協議体には、導入に前向きな企業に加え、地方自治体、観光団体など約30の企業・団体の参加を見込む。すでに実施している企業や、受け入れ実績が豊富な自治体の事例を集めて共有する。導入したい企業と受け入れ地域を仲介するなど、定着に向けた取り組みを進める。
ワーケーションは、英語で仕事を意味する「ワーク」と休暇の「バケーション」を組み合わせた造語。例えば、ビジネスマンが一定期間、自然豊かな地域の宿泊施設に滞在し、平日は会社の業務、週末に休暇を取得するといったスタイルがある。作業効率が向上し、新しい発想が生まれるメリットがあるとされる。コロナ禍でテレワークが浸透しつつある中、ワーケーションにも注目が集まっている。
日本では、旅行が土日や大型連休、年末年始など特定の時期に集中する傾向が強い。宿泊日数も欧米に比べて短いとされ、国内の旅行消費額が伸び悩む原因とされている。
ワーケーションは、平日を含めて長期間滞在してもらえるため、地方の期待は大きい。
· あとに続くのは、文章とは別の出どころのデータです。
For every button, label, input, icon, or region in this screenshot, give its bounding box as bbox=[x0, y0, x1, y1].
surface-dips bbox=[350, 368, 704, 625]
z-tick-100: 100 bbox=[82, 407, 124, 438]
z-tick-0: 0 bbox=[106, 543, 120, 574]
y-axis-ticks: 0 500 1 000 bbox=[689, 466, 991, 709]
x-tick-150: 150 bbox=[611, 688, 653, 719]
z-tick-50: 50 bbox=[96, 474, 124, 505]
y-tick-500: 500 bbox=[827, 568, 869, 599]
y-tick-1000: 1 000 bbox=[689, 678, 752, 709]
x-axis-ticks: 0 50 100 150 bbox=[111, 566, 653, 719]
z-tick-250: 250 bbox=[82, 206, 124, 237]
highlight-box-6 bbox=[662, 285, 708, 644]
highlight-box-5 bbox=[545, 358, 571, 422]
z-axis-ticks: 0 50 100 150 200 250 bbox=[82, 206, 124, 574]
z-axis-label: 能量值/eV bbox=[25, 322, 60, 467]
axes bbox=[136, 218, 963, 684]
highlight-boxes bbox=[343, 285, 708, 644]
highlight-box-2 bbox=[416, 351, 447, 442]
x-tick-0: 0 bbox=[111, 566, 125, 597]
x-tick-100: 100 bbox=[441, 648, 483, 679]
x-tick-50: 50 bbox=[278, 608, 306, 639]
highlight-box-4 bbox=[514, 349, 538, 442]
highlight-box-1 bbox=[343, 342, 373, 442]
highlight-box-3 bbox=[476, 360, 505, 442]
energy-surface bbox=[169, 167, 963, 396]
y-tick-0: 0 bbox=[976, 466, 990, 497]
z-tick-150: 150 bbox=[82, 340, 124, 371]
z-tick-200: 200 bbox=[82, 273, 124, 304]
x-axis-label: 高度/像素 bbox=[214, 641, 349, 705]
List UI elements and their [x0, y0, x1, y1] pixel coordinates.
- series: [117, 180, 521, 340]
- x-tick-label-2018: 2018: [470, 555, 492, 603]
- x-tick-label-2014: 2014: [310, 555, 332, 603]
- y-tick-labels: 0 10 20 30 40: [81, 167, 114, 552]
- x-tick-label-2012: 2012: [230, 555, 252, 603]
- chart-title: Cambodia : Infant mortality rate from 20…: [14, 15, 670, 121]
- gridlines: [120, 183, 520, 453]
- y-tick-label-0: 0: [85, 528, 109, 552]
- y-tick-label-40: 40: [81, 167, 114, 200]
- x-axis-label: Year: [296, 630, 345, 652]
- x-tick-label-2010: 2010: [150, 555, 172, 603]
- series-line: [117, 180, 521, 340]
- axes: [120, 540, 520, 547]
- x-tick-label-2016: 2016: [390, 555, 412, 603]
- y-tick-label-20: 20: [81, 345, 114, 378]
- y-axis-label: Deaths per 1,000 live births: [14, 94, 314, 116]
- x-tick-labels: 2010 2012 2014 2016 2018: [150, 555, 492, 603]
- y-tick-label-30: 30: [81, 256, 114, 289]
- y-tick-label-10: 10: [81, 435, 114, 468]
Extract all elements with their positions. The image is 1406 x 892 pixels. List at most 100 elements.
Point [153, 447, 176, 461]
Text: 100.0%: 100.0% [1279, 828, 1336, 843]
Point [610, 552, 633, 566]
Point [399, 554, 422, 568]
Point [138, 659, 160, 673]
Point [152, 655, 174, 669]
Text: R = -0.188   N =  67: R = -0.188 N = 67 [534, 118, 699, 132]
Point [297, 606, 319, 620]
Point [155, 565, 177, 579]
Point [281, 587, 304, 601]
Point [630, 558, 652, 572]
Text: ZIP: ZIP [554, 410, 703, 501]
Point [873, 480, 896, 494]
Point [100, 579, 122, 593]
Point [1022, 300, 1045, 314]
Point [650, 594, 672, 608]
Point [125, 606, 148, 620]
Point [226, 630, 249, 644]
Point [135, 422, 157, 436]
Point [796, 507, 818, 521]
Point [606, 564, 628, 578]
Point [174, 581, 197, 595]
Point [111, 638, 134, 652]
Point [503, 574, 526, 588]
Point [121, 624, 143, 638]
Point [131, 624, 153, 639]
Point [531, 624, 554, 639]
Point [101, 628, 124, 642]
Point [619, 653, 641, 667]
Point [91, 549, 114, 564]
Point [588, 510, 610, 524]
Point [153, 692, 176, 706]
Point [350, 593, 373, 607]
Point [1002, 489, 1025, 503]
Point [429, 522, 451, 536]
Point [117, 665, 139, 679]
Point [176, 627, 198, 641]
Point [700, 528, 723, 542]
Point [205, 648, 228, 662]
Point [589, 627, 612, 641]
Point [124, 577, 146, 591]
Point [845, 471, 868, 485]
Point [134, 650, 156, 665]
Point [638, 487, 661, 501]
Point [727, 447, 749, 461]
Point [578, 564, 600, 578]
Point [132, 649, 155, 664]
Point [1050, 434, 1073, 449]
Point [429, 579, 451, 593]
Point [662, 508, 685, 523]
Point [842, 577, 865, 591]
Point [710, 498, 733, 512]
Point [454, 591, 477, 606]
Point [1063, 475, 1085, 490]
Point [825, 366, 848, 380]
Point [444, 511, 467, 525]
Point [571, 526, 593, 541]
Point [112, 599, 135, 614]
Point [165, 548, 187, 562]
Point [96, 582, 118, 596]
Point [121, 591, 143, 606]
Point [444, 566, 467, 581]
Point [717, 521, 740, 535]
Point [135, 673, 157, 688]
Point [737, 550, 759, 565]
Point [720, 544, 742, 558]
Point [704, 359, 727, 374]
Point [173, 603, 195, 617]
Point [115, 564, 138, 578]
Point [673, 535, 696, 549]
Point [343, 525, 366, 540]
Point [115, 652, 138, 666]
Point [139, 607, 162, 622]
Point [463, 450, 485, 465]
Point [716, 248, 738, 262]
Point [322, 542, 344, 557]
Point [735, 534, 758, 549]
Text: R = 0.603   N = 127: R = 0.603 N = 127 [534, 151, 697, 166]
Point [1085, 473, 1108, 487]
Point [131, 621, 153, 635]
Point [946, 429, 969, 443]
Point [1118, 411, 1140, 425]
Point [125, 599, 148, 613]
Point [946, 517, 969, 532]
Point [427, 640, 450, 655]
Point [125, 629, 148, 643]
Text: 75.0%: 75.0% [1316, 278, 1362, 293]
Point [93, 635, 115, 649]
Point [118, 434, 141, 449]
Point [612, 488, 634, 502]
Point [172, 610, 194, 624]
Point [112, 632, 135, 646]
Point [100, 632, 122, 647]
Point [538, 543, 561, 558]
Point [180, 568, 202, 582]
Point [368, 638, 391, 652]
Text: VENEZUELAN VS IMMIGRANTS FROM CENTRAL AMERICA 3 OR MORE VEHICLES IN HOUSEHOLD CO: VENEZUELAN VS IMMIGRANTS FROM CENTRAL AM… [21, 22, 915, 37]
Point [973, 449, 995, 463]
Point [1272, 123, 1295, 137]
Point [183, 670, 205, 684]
宮崎県日向市など受け入れ施設の整備に乗り出す地方自治体は全国に広がっている。
ただ、現状では企業の導入は低調だ。観光庁が昨年実施したウェブ調査(600社対象)によると、導入している企業はわずか5・3%だった。「業務と休暇の区別がつきにくい」「効果を感じない」などの理由が挙がった。
観光庁は17日、全国約30か所でワーケーションの実証事業を行うため、企業や地域の公募を始めた。参加企業の社員に自然体験や地域住民との交流をしてもらい、集中力向上やストレスの軽減につながったかを検証する。専門家が企業や地域に助言し、宿泊費などの関連経費は国が負担する。